As the Walsingham biography in Wikipedia observes, formation of the Queen’s Men “also signaled a new awareness on behalf of the Queen and the privy council of the potential for combining theatrical and espionage activities, since players frequently traveled, both nationally and internationally, and could serve the Crown in multiple ways, including the collection of information useful to Walsingham’s spy network.”

The spymaster assembled the Queen’s Men by first enlisting the twelve best performers from all the existing companies.  These of course included Oxford’s Men, whose leading players the Dutton brothers as well as other actors were transferred into Her Majesty’s troupe.  The popular clown Richard Tarlton was taken from Sussex’s troupe the Chamberlain’s Men and he quickly became the star of the Queen’s Men, which was now the largest company of actors in English Renaissance theatre.

“The new Queen’s Company made its first appearance at the beginning of the Court season on December 26, 1583,” B.M. Ward reported in The Seventeenth Earl of Oxford from Contemporary Documents (1928).  “On January 1, 1584 a performance was given  by Oxford’s Men; and as John Lyly appears in the Chamber Accounts as payee for the company on that date, there is every reason to believe, with Sir Edmund Chambers, that the play acted was Lyly’s Campaspe.  On March 8, 1584 both Oxford’s and the Queen’s Men performed; once again Lyly was payee for Oxford’s Men, and Sir Edmund confidently conjectures that the play acted was Sapho and Phao.

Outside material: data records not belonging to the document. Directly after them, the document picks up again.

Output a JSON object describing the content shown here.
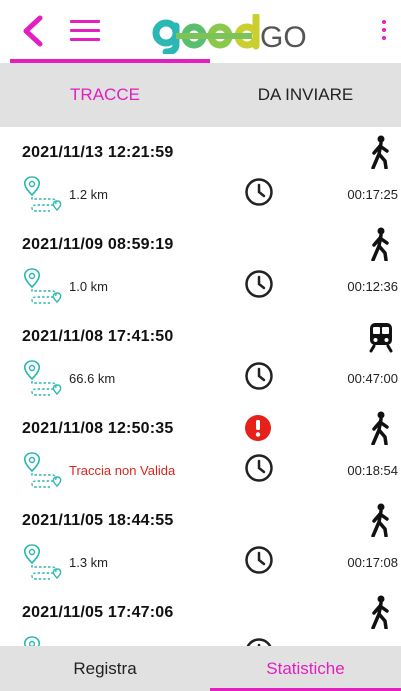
{
  "app": {
    "logo_text": "GO"
  },
  "colors": {
    "accent": "#e31fbf",
    "route": "#2bb7b3",
    "error": "#d9261c"
  },
  "tabs": [
    {
      "label": "TRACCE",
      "active": true
    },
    {
      "label": "DA INVIARE",
      "active": false
    }
  ],
  "tracks": [
    {
      "datetime": "2021/11/13 12:21:59",
      "distance": "1.2 km",
      "duration": "00:17:25",
      "mode": "walk-icon",
      "valid": true
    },
    {
      "datetime": "2021/11/09 08:59:19",
      "distance": "1.0 km",
      "duration": "00:12:36",
      "mode": "walk-icon",
      "valid": true
    },
    {
      "datetime": "2021/11/08 17:41:50",
      "distance": "66.6 km",
      "duration": "00:47:00",
      "mode": "train-icon",
      "valid": true
    },
    {
      "datetime": "2021/11/08 12:50:35",
      "distance": "Traccia non Valida",
      "duration": "00:18:54",
      "mode": "walk-icon",
      "valid": false
    },
    {
      "datetime": "2021/11/05 18:44:55",
      "distance": "1.3 km",
      "duration": "00:17:08",
      "mode": "walk-icon",
      "valid": true
    },
    {
      "datetime": "2021/11/05 17:47:06",
      "distance": "",
      "duration": "",
      "mode": "walk-icon",
      "valid": true
    }
  ],
  "bottom_tabs": [
    {
      "label": "Registra",
      "active": false
    },
    {
      "label": "Statistiche",
      "active": true
    }
  ]
}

“Now, it seems unreasonable to suppose that two plays were presented on this day; the most likely solution, therefore, would be that the two companies [i.e., Oxford’s and the Queen’s] were amalgamated and rehearsed by Lord Oxford’s private secretary John Lyly, the author of the play.  No other adult companies besides these two appeared at Court during this season … The simplest solution is surely the one I have suggested, viz., that when the Queen’s Company absorbed some of Oxford’s leading actors Lyly was lent unofficially [starting in 1584] as stage manager and coach.”

So Edward de Vere Earl of Oxford was in position to respond to the Crown’s need for patriotic plays of English royal history; and, too, he was very much involved in the creation and operation of the Queen’s Men, whose actors would perform anonymous plays in the 1580’s that “Shakespeare” would later transform into masterpieces — another strong link in the chain of evidence that Oxford and “Shakespeare” were one and the same dramatist.